Wenn nun auch das neue Leben in Frankreich im Mittelpunkt stand, ging es ihm nach wie vor um das einzelne Individuum in seinem Umfeld. Mit alter Meisterschaft brachte er die Küsse der Liebenden mit der Kritik am gesellschaftspolitischen Leben zum Leuchten. 2008 erschütterte die Veröffentlichung eines tschechischen Historikers die internationale Literaturwelt mit der Behauptung, dass der junge Milan Kundera 1950 einen Antikommunisten der Polizei ausgeliefert habe. Beweise und Gegenbeweise sowie der Widerspruch des Schriftstellers ließen die Sache schließlich im Sande verlaufen.

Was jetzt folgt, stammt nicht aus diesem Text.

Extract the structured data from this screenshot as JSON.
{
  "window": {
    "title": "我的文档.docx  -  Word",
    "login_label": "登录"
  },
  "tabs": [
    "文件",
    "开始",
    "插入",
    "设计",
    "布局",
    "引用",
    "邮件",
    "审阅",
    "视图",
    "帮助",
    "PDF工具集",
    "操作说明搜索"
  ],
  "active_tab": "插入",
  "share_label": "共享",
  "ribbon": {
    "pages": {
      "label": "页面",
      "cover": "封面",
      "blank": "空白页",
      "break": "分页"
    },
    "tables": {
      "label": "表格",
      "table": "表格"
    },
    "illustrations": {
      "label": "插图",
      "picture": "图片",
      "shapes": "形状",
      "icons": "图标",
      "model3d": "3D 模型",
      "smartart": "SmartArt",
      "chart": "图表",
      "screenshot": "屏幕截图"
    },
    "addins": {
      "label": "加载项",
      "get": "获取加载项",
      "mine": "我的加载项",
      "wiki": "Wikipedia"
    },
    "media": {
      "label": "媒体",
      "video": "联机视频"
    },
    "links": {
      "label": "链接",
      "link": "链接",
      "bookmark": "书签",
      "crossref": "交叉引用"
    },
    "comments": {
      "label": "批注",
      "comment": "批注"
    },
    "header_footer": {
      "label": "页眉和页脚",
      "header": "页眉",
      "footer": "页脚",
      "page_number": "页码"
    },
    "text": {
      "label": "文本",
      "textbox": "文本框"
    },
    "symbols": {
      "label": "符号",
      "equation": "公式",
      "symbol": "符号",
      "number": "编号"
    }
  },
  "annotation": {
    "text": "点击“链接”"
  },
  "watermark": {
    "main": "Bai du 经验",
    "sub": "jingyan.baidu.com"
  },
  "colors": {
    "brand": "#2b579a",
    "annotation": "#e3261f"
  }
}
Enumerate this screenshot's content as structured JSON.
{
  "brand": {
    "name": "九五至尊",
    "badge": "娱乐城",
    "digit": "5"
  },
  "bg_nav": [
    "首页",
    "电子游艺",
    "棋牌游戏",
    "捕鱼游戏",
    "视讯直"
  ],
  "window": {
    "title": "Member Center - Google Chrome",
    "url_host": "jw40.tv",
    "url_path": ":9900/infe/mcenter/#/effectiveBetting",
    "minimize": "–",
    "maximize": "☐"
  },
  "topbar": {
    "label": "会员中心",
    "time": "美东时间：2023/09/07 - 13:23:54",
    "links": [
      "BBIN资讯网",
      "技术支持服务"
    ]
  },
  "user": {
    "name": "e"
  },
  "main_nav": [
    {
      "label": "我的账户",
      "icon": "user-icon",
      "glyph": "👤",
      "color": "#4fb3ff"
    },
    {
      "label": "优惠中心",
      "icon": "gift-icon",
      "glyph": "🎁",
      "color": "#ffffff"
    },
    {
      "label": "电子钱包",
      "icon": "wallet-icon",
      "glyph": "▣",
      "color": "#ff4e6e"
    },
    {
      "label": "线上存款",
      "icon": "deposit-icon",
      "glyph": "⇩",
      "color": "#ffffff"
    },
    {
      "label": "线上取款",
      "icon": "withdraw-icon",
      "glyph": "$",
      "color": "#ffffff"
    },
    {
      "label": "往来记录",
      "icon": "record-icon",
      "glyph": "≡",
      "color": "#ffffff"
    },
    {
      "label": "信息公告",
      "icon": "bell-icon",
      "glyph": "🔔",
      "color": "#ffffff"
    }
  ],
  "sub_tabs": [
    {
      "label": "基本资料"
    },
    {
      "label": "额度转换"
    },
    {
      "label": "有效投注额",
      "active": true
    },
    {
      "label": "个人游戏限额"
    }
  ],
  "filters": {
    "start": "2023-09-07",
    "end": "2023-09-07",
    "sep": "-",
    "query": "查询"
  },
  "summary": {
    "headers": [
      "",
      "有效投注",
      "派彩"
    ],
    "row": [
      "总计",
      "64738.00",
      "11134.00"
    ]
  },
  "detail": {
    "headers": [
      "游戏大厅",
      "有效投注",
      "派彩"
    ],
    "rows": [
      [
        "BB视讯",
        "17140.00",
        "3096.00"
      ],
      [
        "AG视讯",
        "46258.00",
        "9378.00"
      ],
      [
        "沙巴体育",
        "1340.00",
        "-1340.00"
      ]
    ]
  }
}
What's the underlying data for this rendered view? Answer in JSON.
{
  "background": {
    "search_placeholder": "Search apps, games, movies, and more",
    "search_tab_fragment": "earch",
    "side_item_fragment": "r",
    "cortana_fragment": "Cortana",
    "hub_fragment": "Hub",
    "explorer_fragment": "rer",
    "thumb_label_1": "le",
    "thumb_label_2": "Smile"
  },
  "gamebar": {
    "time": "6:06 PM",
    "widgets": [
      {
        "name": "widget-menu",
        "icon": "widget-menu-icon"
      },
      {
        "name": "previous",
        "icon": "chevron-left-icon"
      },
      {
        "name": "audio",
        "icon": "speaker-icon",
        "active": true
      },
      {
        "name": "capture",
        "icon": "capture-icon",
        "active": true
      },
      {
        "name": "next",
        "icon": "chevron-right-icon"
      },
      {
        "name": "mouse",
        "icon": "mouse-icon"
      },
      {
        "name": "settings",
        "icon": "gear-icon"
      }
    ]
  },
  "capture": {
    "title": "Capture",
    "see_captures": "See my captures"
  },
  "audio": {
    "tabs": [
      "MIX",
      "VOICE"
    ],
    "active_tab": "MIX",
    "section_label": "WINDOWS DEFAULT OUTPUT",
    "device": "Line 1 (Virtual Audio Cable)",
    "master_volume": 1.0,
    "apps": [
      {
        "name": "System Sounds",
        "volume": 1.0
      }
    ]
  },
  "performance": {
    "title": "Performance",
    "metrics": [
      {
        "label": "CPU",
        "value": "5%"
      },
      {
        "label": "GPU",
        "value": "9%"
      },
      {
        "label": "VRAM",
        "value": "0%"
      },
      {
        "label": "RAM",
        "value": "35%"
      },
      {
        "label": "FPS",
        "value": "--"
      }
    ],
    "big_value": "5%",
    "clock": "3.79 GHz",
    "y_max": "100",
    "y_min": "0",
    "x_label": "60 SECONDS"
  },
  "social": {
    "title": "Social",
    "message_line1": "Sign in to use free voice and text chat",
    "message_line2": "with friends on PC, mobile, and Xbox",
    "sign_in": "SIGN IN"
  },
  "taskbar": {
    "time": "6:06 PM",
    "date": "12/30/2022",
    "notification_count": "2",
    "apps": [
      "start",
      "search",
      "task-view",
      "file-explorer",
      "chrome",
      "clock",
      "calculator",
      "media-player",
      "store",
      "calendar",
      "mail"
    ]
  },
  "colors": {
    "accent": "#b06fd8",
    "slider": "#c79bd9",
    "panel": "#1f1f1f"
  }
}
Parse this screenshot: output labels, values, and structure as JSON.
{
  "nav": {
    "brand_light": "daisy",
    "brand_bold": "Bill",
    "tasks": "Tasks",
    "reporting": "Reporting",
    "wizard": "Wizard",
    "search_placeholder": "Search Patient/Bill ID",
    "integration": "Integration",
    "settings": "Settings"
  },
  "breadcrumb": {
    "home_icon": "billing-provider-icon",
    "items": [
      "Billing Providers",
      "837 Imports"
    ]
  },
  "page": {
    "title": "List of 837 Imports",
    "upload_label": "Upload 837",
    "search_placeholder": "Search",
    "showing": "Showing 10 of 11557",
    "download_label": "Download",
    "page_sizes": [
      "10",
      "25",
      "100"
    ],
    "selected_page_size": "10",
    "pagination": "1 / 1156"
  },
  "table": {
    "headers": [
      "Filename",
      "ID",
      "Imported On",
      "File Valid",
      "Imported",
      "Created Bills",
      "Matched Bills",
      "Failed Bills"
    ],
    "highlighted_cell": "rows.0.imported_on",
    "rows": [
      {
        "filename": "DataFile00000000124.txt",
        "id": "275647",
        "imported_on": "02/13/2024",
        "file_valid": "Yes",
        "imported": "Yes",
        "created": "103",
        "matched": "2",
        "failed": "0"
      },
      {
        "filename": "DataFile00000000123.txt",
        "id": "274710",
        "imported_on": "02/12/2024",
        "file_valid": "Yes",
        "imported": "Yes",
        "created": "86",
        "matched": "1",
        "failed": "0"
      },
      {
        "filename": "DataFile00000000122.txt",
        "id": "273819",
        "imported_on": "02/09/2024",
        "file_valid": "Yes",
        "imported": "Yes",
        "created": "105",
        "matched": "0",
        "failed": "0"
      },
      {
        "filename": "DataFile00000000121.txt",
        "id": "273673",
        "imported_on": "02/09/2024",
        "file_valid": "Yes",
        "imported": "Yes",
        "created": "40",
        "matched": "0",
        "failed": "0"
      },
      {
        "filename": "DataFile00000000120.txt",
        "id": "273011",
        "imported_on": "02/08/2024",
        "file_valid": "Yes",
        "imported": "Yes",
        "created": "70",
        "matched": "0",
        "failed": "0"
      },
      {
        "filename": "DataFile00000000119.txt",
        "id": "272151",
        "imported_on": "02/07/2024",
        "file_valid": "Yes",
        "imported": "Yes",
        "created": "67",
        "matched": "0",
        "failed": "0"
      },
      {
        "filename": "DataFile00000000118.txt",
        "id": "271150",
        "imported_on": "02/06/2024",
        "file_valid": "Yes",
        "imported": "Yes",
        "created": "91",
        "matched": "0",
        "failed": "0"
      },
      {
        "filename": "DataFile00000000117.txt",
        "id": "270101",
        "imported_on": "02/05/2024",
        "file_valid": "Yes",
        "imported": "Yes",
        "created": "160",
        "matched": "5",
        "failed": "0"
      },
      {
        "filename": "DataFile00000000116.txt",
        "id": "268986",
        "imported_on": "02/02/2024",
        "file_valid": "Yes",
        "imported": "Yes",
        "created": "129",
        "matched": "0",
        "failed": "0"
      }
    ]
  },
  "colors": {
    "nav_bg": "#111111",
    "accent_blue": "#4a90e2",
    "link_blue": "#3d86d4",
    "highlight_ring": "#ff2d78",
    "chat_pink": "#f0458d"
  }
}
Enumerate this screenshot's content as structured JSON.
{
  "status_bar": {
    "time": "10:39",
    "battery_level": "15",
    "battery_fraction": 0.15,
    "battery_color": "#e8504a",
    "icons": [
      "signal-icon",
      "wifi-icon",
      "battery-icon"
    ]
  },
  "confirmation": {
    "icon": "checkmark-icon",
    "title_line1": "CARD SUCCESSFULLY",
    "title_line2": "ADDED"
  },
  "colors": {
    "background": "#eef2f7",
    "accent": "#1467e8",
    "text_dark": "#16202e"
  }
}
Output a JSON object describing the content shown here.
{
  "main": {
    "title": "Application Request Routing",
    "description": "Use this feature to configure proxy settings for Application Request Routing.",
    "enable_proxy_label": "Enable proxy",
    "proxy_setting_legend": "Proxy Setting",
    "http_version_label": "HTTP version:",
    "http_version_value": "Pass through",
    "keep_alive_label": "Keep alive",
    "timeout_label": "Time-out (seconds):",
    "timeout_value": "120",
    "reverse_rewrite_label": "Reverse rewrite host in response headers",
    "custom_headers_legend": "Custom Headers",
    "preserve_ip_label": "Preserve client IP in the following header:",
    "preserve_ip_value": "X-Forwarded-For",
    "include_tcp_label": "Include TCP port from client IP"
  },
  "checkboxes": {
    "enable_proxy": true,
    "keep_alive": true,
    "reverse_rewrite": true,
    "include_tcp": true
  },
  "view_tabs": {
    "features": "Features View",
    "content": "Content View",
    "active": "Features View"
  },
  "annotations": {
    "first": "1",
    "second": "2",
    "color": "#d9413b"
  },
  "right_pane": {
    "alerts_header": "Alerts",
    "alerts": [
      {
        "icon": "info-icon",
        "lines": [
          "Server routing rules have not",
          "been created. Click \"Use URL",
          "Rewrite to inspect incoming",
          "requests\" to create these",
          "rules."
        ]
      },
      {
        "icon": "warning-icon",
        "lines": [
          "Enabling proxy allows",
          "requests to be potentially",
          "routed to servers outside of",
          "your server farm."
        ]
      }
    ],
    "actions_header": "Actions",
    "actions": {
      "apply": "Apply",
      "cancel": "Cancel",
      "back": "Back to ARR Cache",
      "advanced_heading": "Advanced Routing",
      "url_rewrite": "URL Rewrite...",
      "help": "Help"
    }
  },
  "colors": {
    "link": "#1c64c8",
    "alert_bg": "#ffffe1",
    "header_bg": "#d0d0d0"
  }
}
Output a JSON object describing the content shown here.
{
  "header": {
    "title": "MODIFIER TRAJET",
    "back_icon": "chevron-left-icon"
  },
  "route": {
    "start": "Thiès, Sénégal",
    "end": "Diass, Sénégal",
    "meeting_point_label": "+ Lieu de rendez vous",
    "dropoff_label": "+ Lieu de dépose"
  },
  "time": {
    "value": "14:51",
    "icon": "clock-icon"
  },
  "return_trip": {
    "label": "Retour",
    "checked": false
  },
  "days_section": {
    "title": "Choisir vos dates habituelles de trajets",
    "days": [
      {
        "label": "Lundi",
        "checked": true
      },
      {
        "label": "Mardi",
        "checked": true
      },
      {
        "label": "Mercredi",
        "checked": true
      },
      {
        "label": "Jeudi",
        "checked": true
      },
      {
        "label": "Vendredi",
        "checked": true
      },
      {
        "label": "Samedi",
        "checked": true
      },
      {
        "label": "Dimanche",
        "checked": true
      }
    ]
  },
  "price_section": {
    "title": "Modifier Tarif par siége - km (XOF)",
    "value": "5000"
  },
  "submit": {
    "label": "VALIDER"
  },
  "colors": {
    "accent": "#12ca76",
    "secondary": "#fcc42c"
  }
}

Im 1998 erschienenen Roman „Die Identität“ lässt Kundera seinen Protgonisten Jean-Marc sagen: Er habe den „einzigen Sinn von Freundschaft (…) begriffen. Der Mensch ist auf sie angewiesen, damit sein Gedächtnis funktioniert. Sich an seine Vergangenheit zu erinnern, sie immer bei sich zu haben, ist vielleicht die notwendige Voraussetzung dafür, die Integrität seines Ichs zu wahren.“ Erforderlich sei dafür der regelmäßige Kontakt mit Zeugen der Vergangenheit, das heißt mit Freunden. „Sie sind unser Spiegel, unser Gedächtnis.“

Man darf sicher sein, dass Kundera solche Freunde anlässlich der Anschuldigungen hilfreich zur Seite gestanden haben. Seit 20 Jahren war Kundera Franzose, doch die Frage nach der tschechischen Identität ließ ihn nicht los. In seinem Roman „Die Unwissenheit“ (2001) reist die seit zwei Jahrzehnten in Paris lebende Irena wieder nach Prag. Sie muss feststellen, dass nichts mehr so ist, wie es einmal war. Ihr Dilemma: Für die Franzosen ist sie immer die Emigrantin, für die Tschechen nur die Heimkehrerin. Dieses Prag ist nicht mehr ihre Heimat, und Paris will ihre Heimat nicht sein.

Eine gewichtige Rolle spielt hier auch Kunderas Auseinandersetzung mit dem Kommunismus: „Heute wenden die Leute sich nicht vom Kommunismus ab, weil ihr Denken sich geändert, einen Schock erlitten hat, sondern weil der Kommunismus nicht mehr die Gelegenheit liefert, sich nonkonformistisch zu zeigen, noch die Gelegenheit zu gehorchen. Die kommunistische Überzeugung genügt keinem Bedürfnis mehr. Sie ist derartig unbrauchbar geworden, dass alle sie leicht aufgeben, sogar ohne es zu merken.“

Ebenso klug und wunderbar Kunderas Europa-Einschätzung. In seinem Buch „Der Vorhang“ (2005), in dem er einen Blick auf die Weltliteratur wirft, heißt es: „Was eines Tages von Europa bleiben wird, ist nicht seine sich wiederholende Geschichte, das einzige, was Chancen hat zu bleiben, ist die Geschichte seiner Künste.“ Und der große Milan Kundera wird dazu gehören.